Diposting : Senin, 20 Februari 2012 05:57  


Indonesia sebagai negara kepulauan yang beriklim sama sepanjang tahun mempunyai potensi besar dalam mengembangkan alga, khususnya alga laut (marine algae), dibanding beberapa negara yang telah giat mengembangkan biodiesel alga. Meskipun Indonesia telah aktif memanfaatkan alga untuk berbagai produk seperti makanan, kosmetik, dan obat-obatan, tetapi biodiesel alga belum dikembangkan secara komprehensif.

Tujuan kegiatan adalah pembangunan sistem budidaya mikroalga sebagai bahan baku biodiesel secara out door dengan memanfaatkan gas buang dari PLTU batubara di Indonesia Power Suralaya. Metodologi kegiatan dilakukan dengan perancangan awal sistem budidaya mikroalga secara out door, perbaikan sistem perancangan, dan pembangunan sitem budidaya dan subsistem.

Budidaya dilakukan menggunakan kolam-kolam terbuka dengan kapasitas total kolam 80.000 liter Kultur. Untuk keperluan budidaya tersebut dibutuhkan lahan dengan luas area keseluruhan 2.500 m2. Budidaya dilakukan menggunakan air dengan kadar garam 15-25 ppt, yang didapatkan dari campuran air laut dan air tawar. Untuk satu kali budidaya mikroalga dilakukan selama 15 hari dibutuhkan air laut 40.000 liter dan air tawar 40.000 liter.

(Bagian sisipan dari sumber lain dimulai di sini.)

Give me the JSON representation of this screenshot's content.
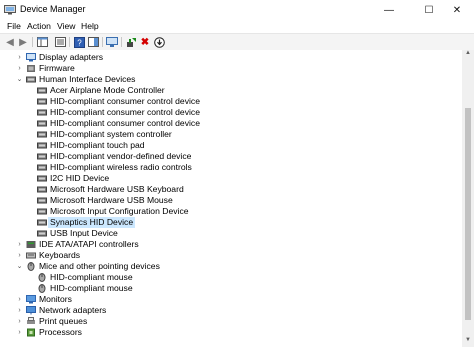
{
  "window": {
    "title": "Device Manager",
    "minimize": "—",
    "maximize": "☐",
    "close": "✕"
  },
  "menu": [
    "File",
    "Action",
    "View",
    "Help"
  ],
  "tree": [
    {
      "label": "Display adapters",
      "level": 1,
      "chev": "›",
      "icon": "display-adapter-icon",
      "selected": false
    },
    {
      "label": "Firmware",
      "level": 1,
      "chev": "›",
      "icon": "firmware-icon",
      "selected": false
    },
    {
      "label": "Human Interface Devices",
      "level": 1,
      "chev": "⌄",
      "icon": "hid-icon",
      "selected": false
    },
    {
      "label": "Acer Airplane Mode Controller",
      "level": 2,
      "chev": "",
      "icon": "hid-device-icon",
      "selected": false
    },
    {
      "label": "HID-compliant consumer control device",
      "level": 2,
      "chev": "",
      "icon": "hid-device-icon",
      "selected": false
    },
    {
      "label": "HID-compliant consumer control device",
      "level": 2,
      "chev": "",
      "icon": "hid-device-icon",
      "selected": false
    },
    {
      "label": "HID-compliant consumer control device",
      "level": 2,
      "chev": "",
      "icon": "hid-device-icon",
      "selected": false
    },
    {
      "label": "HID-compliant system controller",
      "level": 2,
      "chev": "",
      "icon": "hid-device-icon",
      "selected": false
    },
    {
      "label": "HID-compliant touch pad",
      "level": 2,
      "chev": "",
      "icon": "hid-device-icon",
      "selected": false
    },
    {
      "label": "HID-compliant vendor-defined device",
      "level": 2,
      "chev": "",
      "icon": "hid-device-icon",
      "selected": false
    },
    {
      "label": "HID-compliant wireless radio controls",
      "level": 2,
      "chev": "",
      "icon": "hid-device-icon",
      "selected": false
    },
    {
      "label": "I2C HID Device",
      "level": 2,
      "chev": "",
      "icon": "hid-device-icon",
      "selected": false
    },
    {
      "label": "Microsoft Hardware USB Keyboard",
      "level": 2,
      "chev": "",
      "icon": "hid-device-icon",
      "selected": false
    },
    {
      "label": "Microsoft Hardware USB Mouse",
      "level": 2,
      "chev": "",
      "icon": "hid-device-icon",
      "selected": false
    },
    {
      "label": "Microsoft Input Configuration Device",
      "level": 2,
      "chev": "",
      "icon": "hid-device-icon",
      "selected": false
    },
    {
      "label": "Synaptics HID Device",
      "level": 2,
      "chev": "",
      "icon": "hid-device-icon",
      "selected": true
    },
    {
      "label": "USB Input Device",
      "level": 2,
      "chev": "",
      "icon": "hid-device-icon",
      "selected": false
    },
    {
      "label": "IDE ATA/ATAPI controllers",
      "level": 1,
      "chev": "›",
      "icon": "ide-controller-icon",
      "selected": false
    },
    {
      "label": "Keyboards",
      "level": 1,
      "chev": "›",
      "icon": "keyboard-icon",
      "selected": false
    },
    {
      "label": "Mice and other pointing devices",
      "level": 1,
      "chev": "⌄",
      "icon": "mouse-icon",
      "selected": false
    },
    {
      "label": "HID-compliant mouse",
      "level": 2,
      "chev": "",
      "icon": "mouse-icon",
      "selected": false
    },
    {
      "label": "HID-compliant mouse",
      "level": 2,
      "chev": "",
      "icon": "mouse-icon",
      "selected": false
    },
    {
      "label": "Monitors",
      "level": 1,
      "chev": "›",
      "icon": "monitor-icon",
      "selected": false
    },
    {
      "label": "Network adapters",
      "level": 1,
      "chev": "›",
      "icon": "network-adapter-icon",
      "selected": false
    },
    {
      "label": "Print queues",
      "level": 1,
      "chev": "›",
      "icon": "printer-icon",
      "selected": false
    },
    {
      "label": "Processors",
      "level": 1,
      "chev": "›",
      "icon": "processor-icon",
      "selected": false
    }
  ],
  "colors": {
    "selection": "#cce8ff",
    "remove_red": "#d40000",
    "enable_green": "#1a8a1a"
  }
}
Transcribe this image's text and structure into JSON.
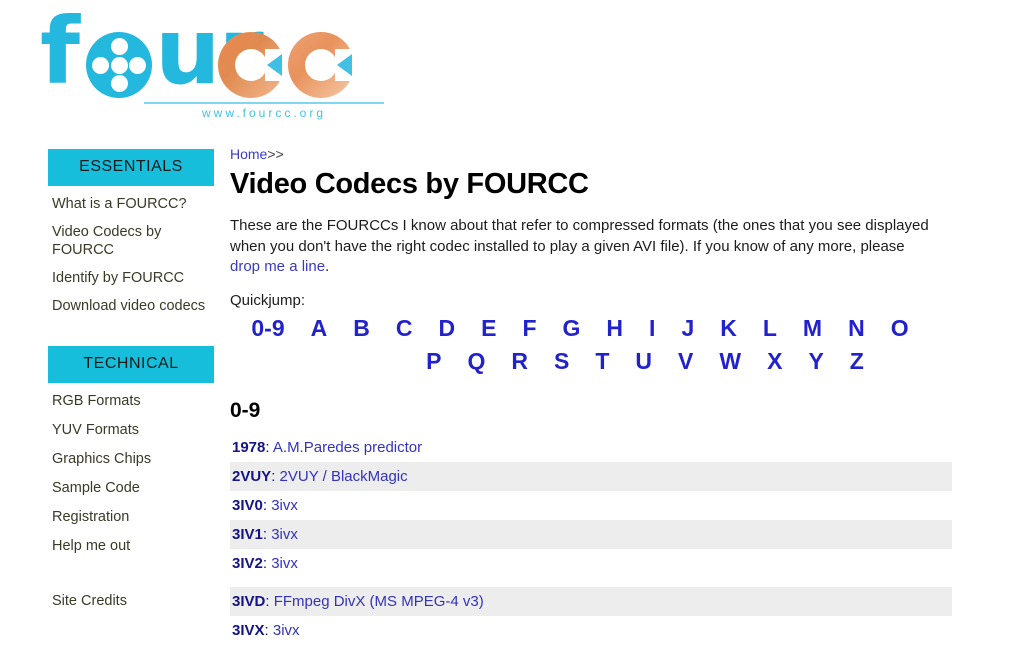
{
  "logo": {
    "text_part1": "f",
    "text_part2": "ur",
    "url": "www.fourcc.org",
    "icon_reel": "film-reel-icon",
    "color_primary": "#24B8DE",
    "color_secondary": "#E98B52"
  },
  "sidebar": {
    "sections": [
      {
        "title": "ESSENTIALS",
        "items": [
          {
            "label": "What is a FOURCC?"
          },
          {
            "label": "Video Codecs by FOURCC"
          },
          {
            "label": "Identify by FOURCC"
          },
          {
            "label": "Download video codecs"
          }
        ]
      },
      {
        "title": "TECHNICAL",
        "items": [
          {
            "label": "RGB Formats"
          },
          {
            "label": "YUV Formats"
          },
          {
            "label": "Graphics Chips"
          },
          {
            "label": "Sample Code"
          },
          {
            "label": "Registration"
          },
          {
            "label": "Help me out"
          }
        ]
      }
    ],
    "credits": {
      "label": "Site Credits"
    },
    "header_color": "#16BEDC"
  },
  "breadcrumb": {
    "home": "Home",
    "separator": ">>"
  },
  "main": {
    "title": "Video Codecs by FOURCC",
    "intro_before": "These are the FOURCCs I know about that refer to compressed formats (the ones that you see displayed when you don't have the right codec installed to play a given AVI file). If you know of any more, please ",
    "intro_link": "drop me a line",
    "intro_after": ".",
    "quickjump_label": "Quickjump:",
    "quickjump_row1": [
      "0-9",
      "A",
      "B",
      "C",
      "D",
      "E",
      "F",
      "G",
      "H",
      "I",
      "J",
      "K",
      "L",
      "M",
      "N",
      "O"
    ],
    "quickjump_row2": [
      "P",
      "Q",
      "R",
      "S",
      "T",
      "U",
      "V",
      "W",
      "X",
      "Y",
      "Z"
    ],
    "section_heading": "0-9",
    "codecs": [
      {
        "code": "1978",
        "desc": "A.M.Paredes predictor",
        "spacer": false
      },
      {
        "code": "2VUY",
        "desc": "2VUY / BlackMagic",
        "spacer": false
      },
      {
        "code": "3IV0",
        "desc": "3ivx",
        "spacer": false
      },
      {
        "code": "3IV1",
        "desc": "3ivx",
        "spacer": false
      },
      {
        "code": "3IV2",
        "desc": "3ivx",
        "spacer": false
      },
      {
        "code": "",
        "desc": "",
        "spacer": true
      },
      {
        "code": "3IVD",
        "desc": "FFmpeg DivX (MS MPEG-4 v3)",
        "spacer": false
      },
      {
        "code": "3IVX",
        "desc": "3ivx",
        "spacer": false
      }
    ],
    "stripe_color": "#EDEDED",
    "link_color": "#3333BB",
    "code_color": "#141486"
  }
}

Aerasi dialirkan dengan kecepatan alir 0,05 vvm (0,05 volume udara/volume kultur/menit). CO2 dialirkan selama 8 jam (480 menit) dari pagi sampai sore hari sebanyak 3% dari jumlah aerasi. Kebutuhan CO2 per hari untuk 80.000 liter kultur mikroalga adalah 0,05 x 3% x 80.000 liter x 480 menit = 57.600 liter/hari.

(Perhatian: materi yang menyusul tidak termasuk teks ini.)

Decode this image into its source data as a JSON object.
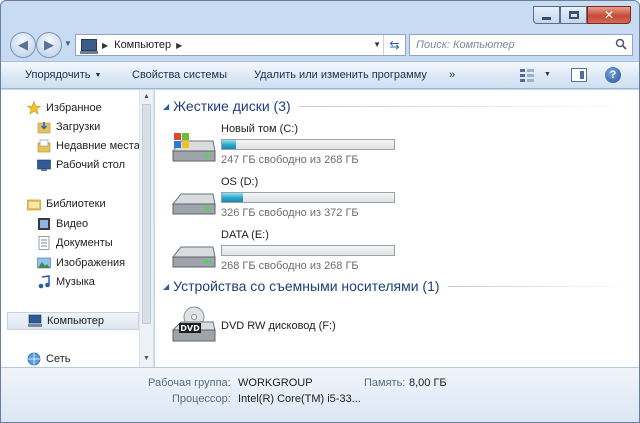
{
  "address": {
    "location": "Компьютер"
  },
  "search": {
    "placeholder": "Поиск: Компьютер"
  },
  "commands": {
    "organize": "Упорядочить",
    "system_properties": "Свойства системы",
    "uninstall": "Удалить или изменить программу",
    "more": "»"
  },
  "sidebar": {
    "favorites": "Избранное",
    "downloads": "Загрузки",
    "recent": "Недавние места",
    "desktop": "Рабочий стол",
    "libraries": "Библиотеки",
    "video": "Видео",
    "documents": "Документы",
    "images": "Изображения",
    "music": "Музыка",
    "computer": "Компьютер",
    "network": "Сеть"
  },
  "groups": {
    "hdd": "Жесткие диски (3)",
    "removable": "Устройства со съемными носителями (1)"
  },
  "drives": [
    {
      "name": "Новый том (C:)",
      "free": "247 ГБ свободно из 268 ГБ",
      "used_fraction": 0.08
    },
    {
      "name": "OS (D:)",
      "free": "326 ГБ свободно из 372 ГБ",
      "used_fraction": 0.12
    },
    {
      "name": "DATA (E:)",
      "free": "268 ГБ свободно из 268 ГБ",
      "used_fraction": 0.0
    }
  ],
  "dvd": {
    "name": "DVD RW дисковод (F:)",
    "badge": "DVD"
  },
  "details": {
    "workgroup_label": "Рабочая группа:",
    "workgroup_value": "WORKGROUP",
    "memory_label": "Память:",
    "memory_value": "8,00 ГБ",
    "cpu_label": "Процессор:",
    "cpu_value": "Intel(R) Core(TM) i5-33..."
  },
  "colors": {
    "accent": "#1e3d7a",
    "bar_fill": "#27a6c9",
    "chrome": "#c9dcf2"
  }
}
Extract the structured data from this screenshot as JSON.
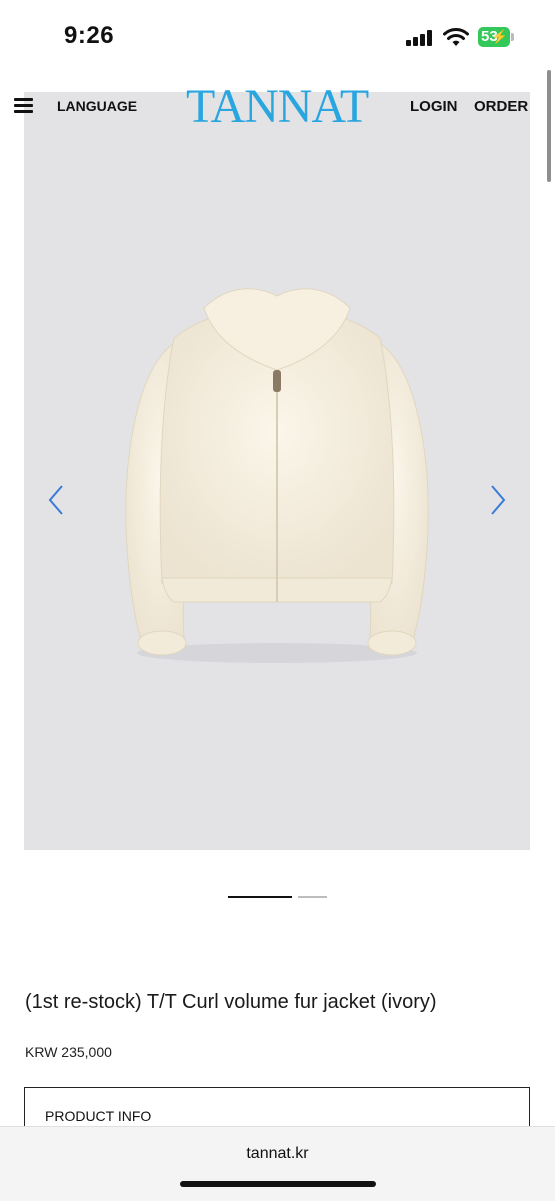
{
  "status": {
    "time": "9:26",
    "battery": "53"
  },
  "header": {
    "menu_icon": "hamburger-menu-icon",
    "language": "LANGUAGE",
    "logo": "TANNAT",
    "login": "LOGIN",
    "order": "ORDER",
    "logo_color": "#29a6df"
  },
  "gallery": {
    "background": "#e3e3e6",
    "prev_icon": "chevron-left-icon",
    "next_icon": "chevron-right-icon",
    "arrow_color": "#3a7bd5",
    "slides_total": 2,
    "active_slide": 1
  },
  "product": {
    "title": "(1st re-stock) T/T Curl volume fur jacket (ivory)",
    "price": "KRW 235,000",
    "info_label": "PRODUCT INFO"
  },
  "browser": {
    "url": "tannat.kr"
  }
}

Sistem budidaya dilakukan dengan memanfaatkan gas buang dari pembakaran batu bara di lingkungan PLTU Suralaya. Berdasarkan hasil survei yang dilakukan, pembangunan fasilitas sistem budidaya berlokasi di lahan kosong sekitar Unit 7 Sistem Pembangkit

 
Area yang tersedia untuk pembangunan kolam dan subsistem budidaya mikroalga  

Sehubungan dengan ketersediaan tempat di lokasi tersebut berbeda dengan kebutuhan dari perancangan awal sistem budidaya, maka dilakukan perancangan ulang sesuai dengan kondisi lokasi yang tersedia. Budidaya mikroalga dilakukan menggunakan 2 buah kolam yang dapat menampung medium mikroalga 40.000 liter.

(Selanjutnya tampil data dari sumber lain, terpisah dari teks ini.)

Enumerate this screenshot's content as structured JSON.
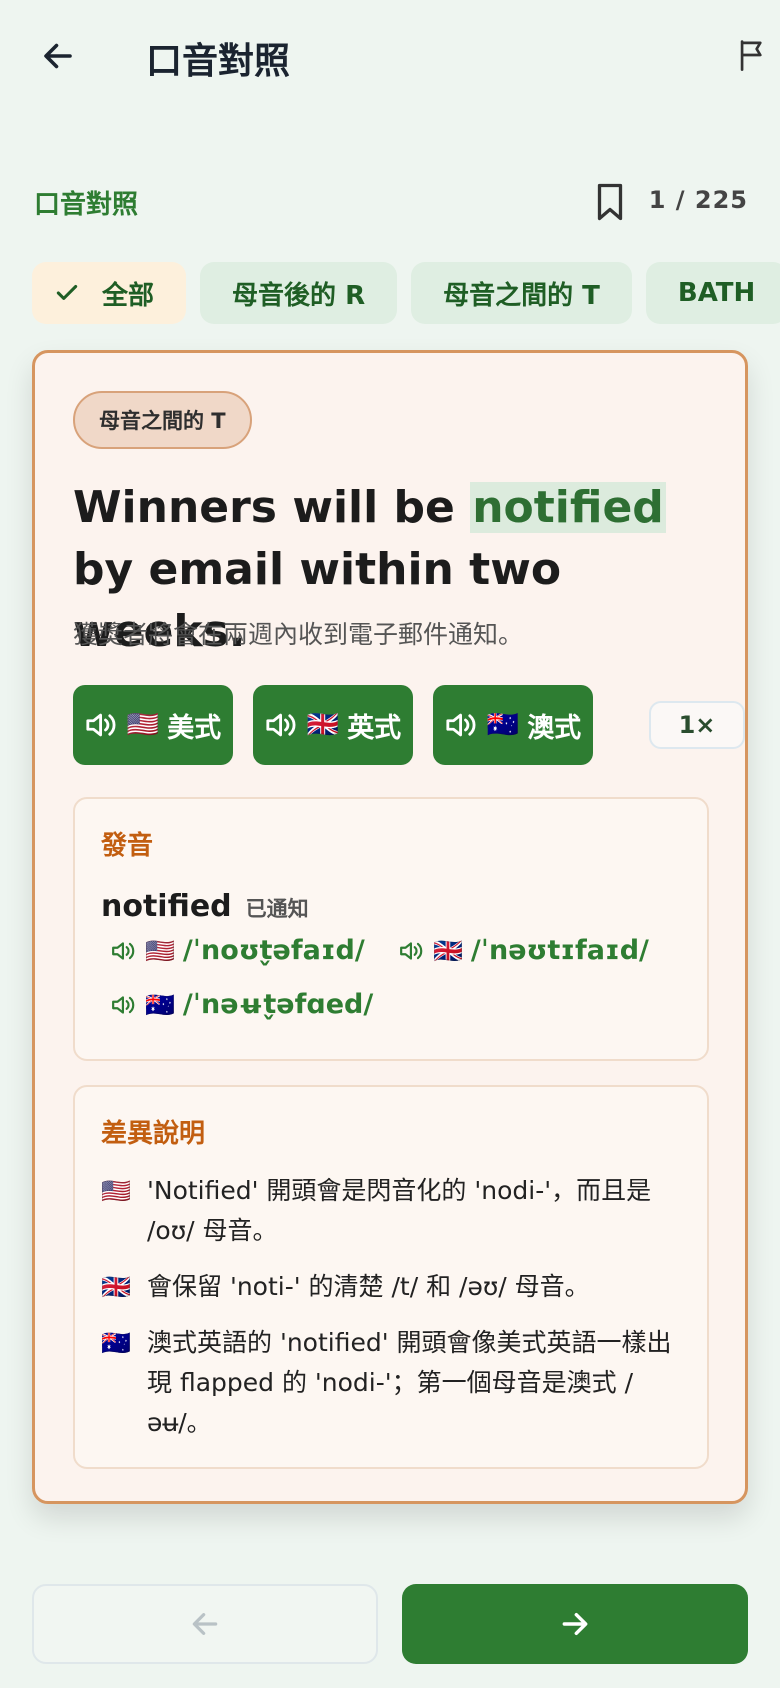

Selain kolam budidaya dibangun juga 1 buah kolam penenang/penampung hasil panen, 1 buah kolam penanganan limbah, bangunan yang digunakan untuk menyimpan peralatan-peralatan budidaya agar lebih terlindung dan aman, dan bangunan berupa laboratorium kecil untuk melakukan aktivitas budidaya seperti penyediaan bibit, pemeliharaan biakan murni, pembuatan nutrisi medium dan pengolahan paska panen.

Selain bangunan, diperlukan juga beberapa peralatan pendukung, di antaranya blower digunakan untuk menarik gas dari sistem pembuangan PLTU ke dalam kolam pembiakan mikroalga; ultrafiltrasi berupa membrane hollow fiber untuk menyaring medium air laut yang akan digunakan sebagai medium untuk pembiakan mikroalga dan menyaring biomassa mikroalga dalam sistem panen; dan pompa air digunakan dalam proses penarikan baik air laut maupun air tawar dalam sistem budidaya.